I thought about these principles as I listened to a mom of four-year-old fraternal twin daughters talk about her parenting challenges. Neither of the girls sleeps through the night. One, whom I’ll call Riley, has difficulty separating from her mother at preschool. Once she settles down, Riley has trouble focusing, sitting still, or soothing herself. She only feels better when her sister is at her side. Understandably, her sister very much resents Riley’s neediness and complains bitterly about how she is burdened by her sister’s behavior. The mother resents how much control Riley exacts both in and outside of the house. For example, if the family goes on an outing, Riley whines and complains that she wants to go home as soon as they arrive.

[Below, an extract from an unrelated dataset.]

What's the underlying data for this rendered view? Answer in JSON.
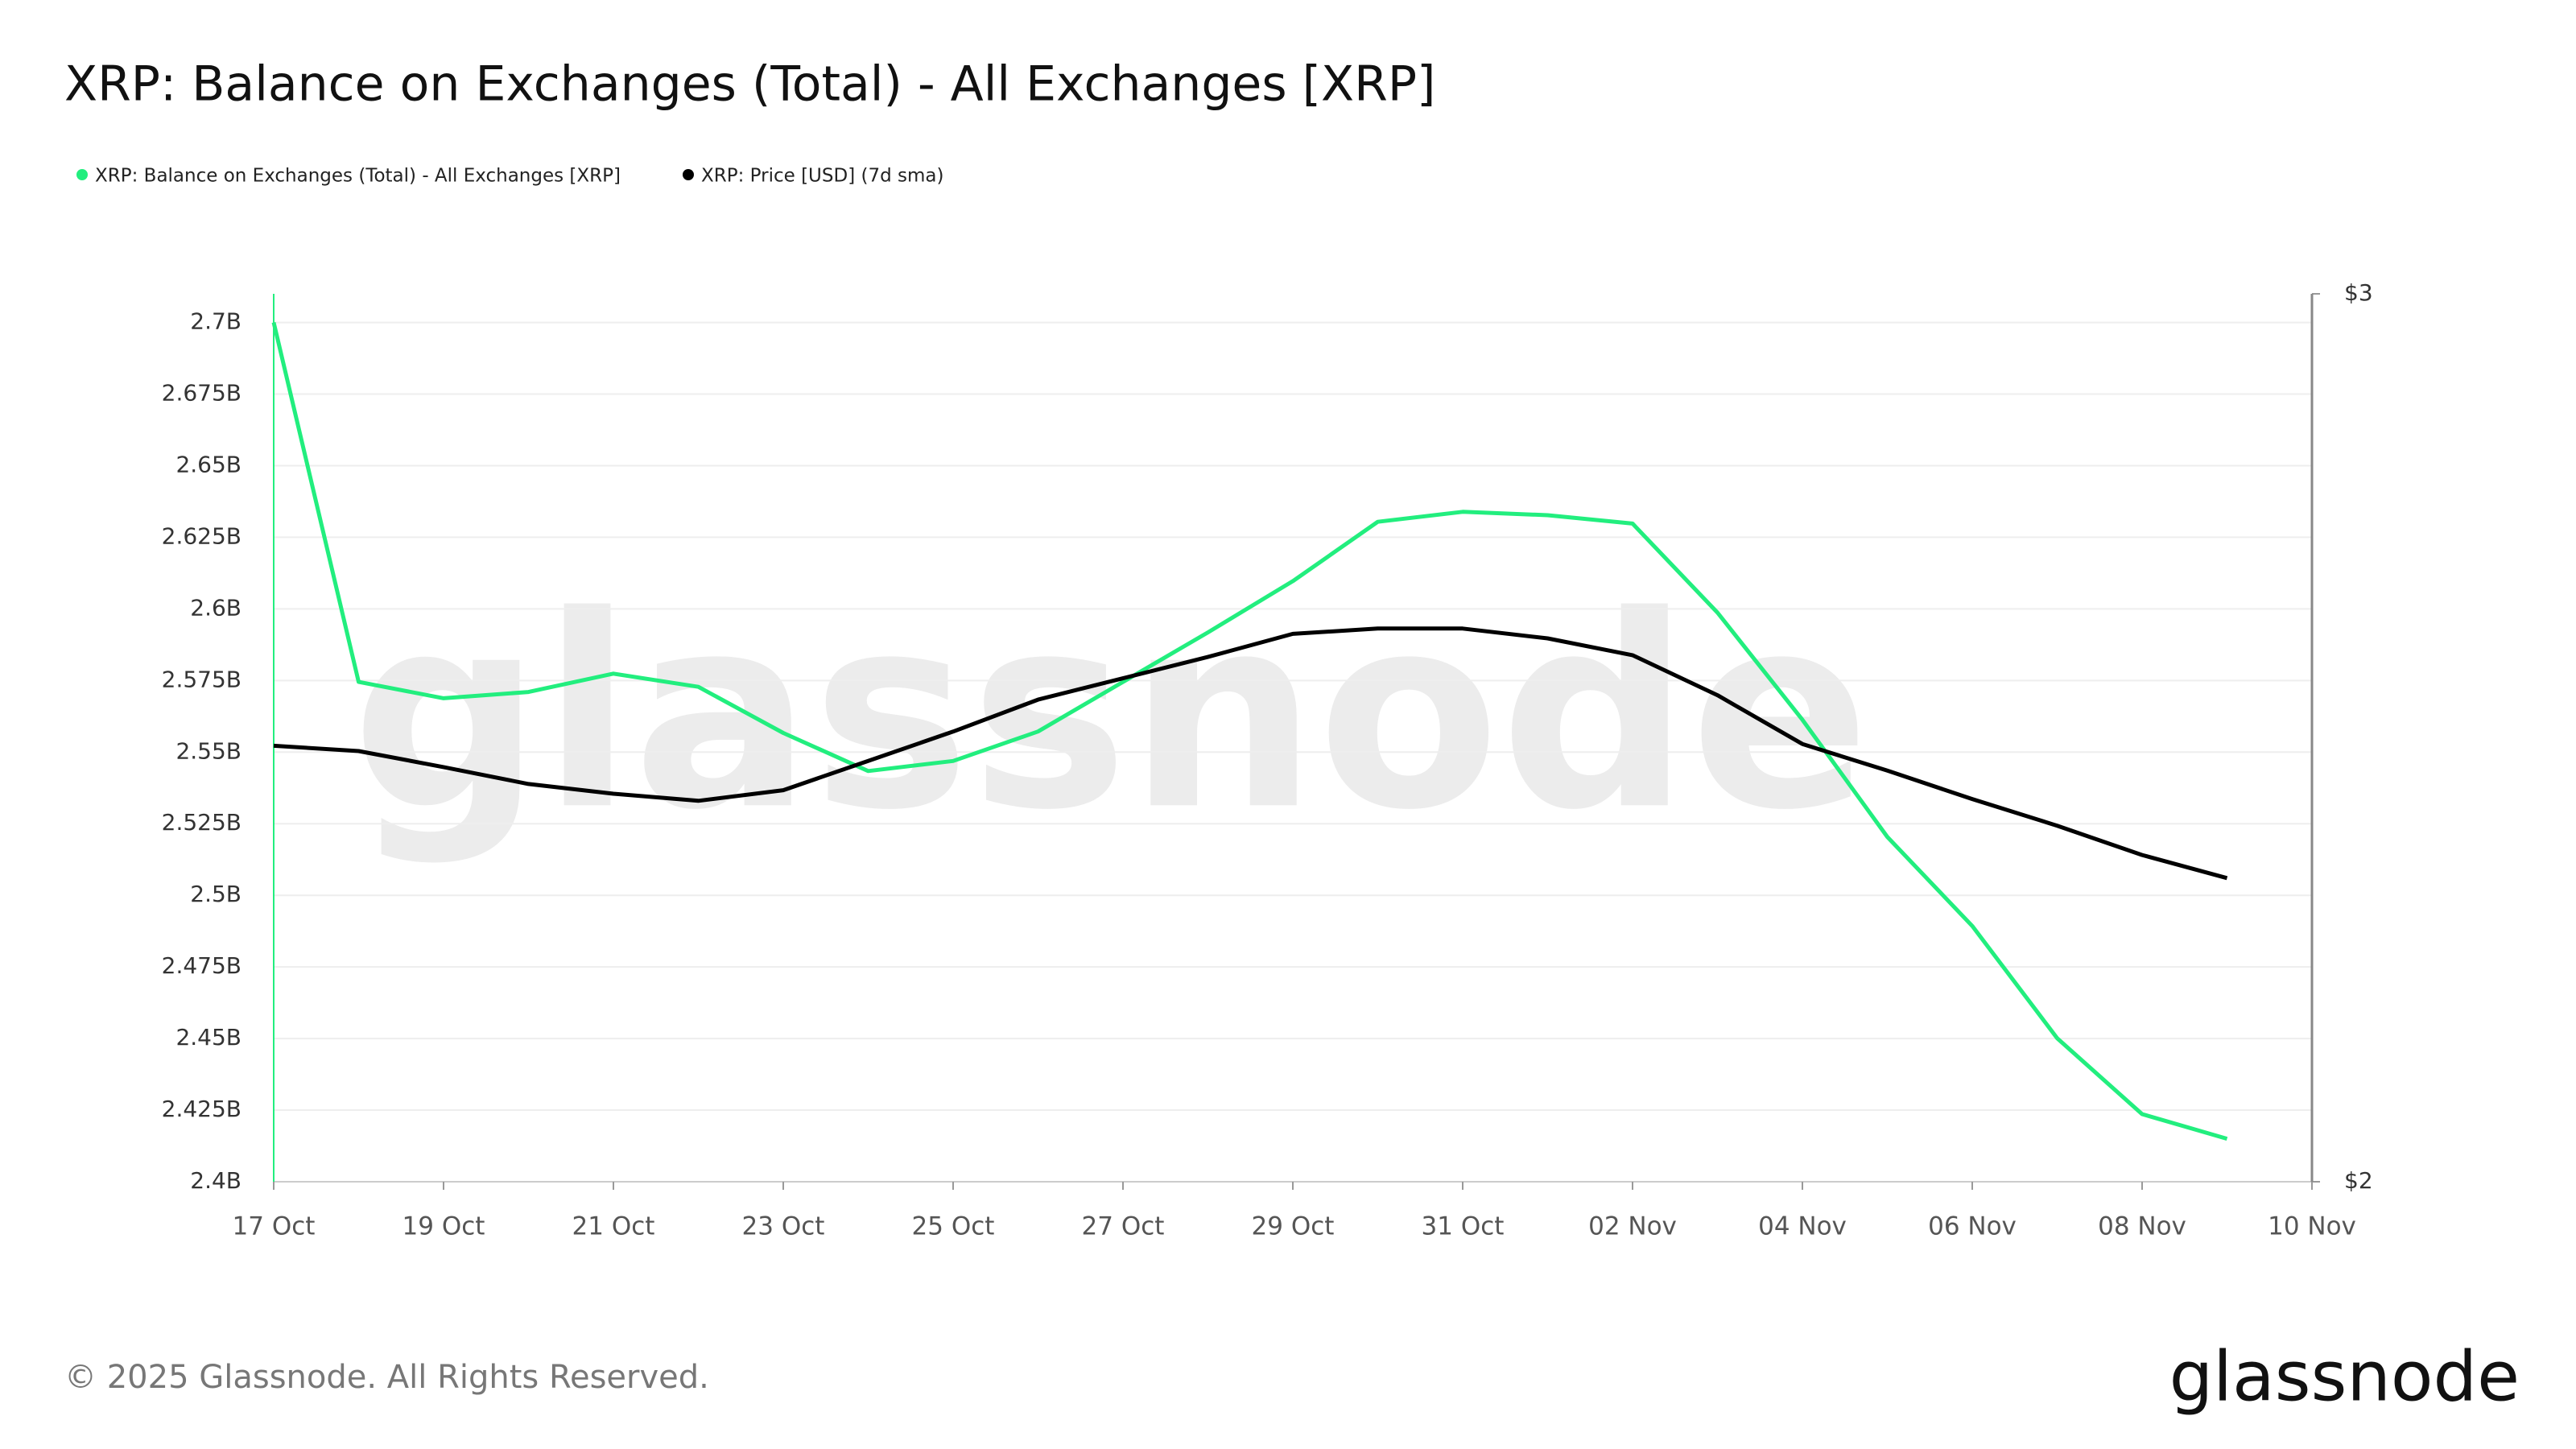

The mom realizes that she has difficulty setting boundaries and enforcing consistent limits. In fact, when we arranged for the consultation, she presumed that I would evaluate the children rather than speak with her. I do not feel comfortable seeing children in the initial consultation because so much can be gleaned from the parents’ subjective perspectives and their histories with their own parents. The mother told me that both she and her husband had lost their fathers—her husband’s dad died when he was a young child, and her dad passed away about six years prior. She cried when she recalled the death of her father; the loss still evokes tremendous grief and pain for her.
This mom is a well-educated woman and understands that adequate sleep and a healthy diet are integral to a child’s well-being. Nonetheless, she has acclimated to her girls’ disruptive nocturnal routine. She feels a sense of failure and shame when other mothers remark that their children are sleeping well. Although she admits that she and the girls are sleep deprived, both she and her husband are uncomfortable with letting the girls cry. The parents rock the twins to sleep, the girls wake up multiple times in the middle of the night, and the parents allow the twins into the adults’ bed after a few failed attempts to make the girls go back to sleep.
The speech at my son’s graduation, delivered by a high-ranking CEO, impressed upon the audience that if we never get out of our comfort zone, we will miss out on tremendous personal growth and creativity. Along the same lines, persisting with parenting practices that are unhealthy for us and our children can pose serious difficulties. Many of us are reluctant to try new routines for fear of creating more chaos, especially since new strategies are no guarantees of success. Nonetheless, trying new approaches and possibly failing are precisely the issues we need to confront. Since parenting is so much about finding a balance between love and limits, the wisest course is to face our fears, adopt new practices, and figure out what works for our families.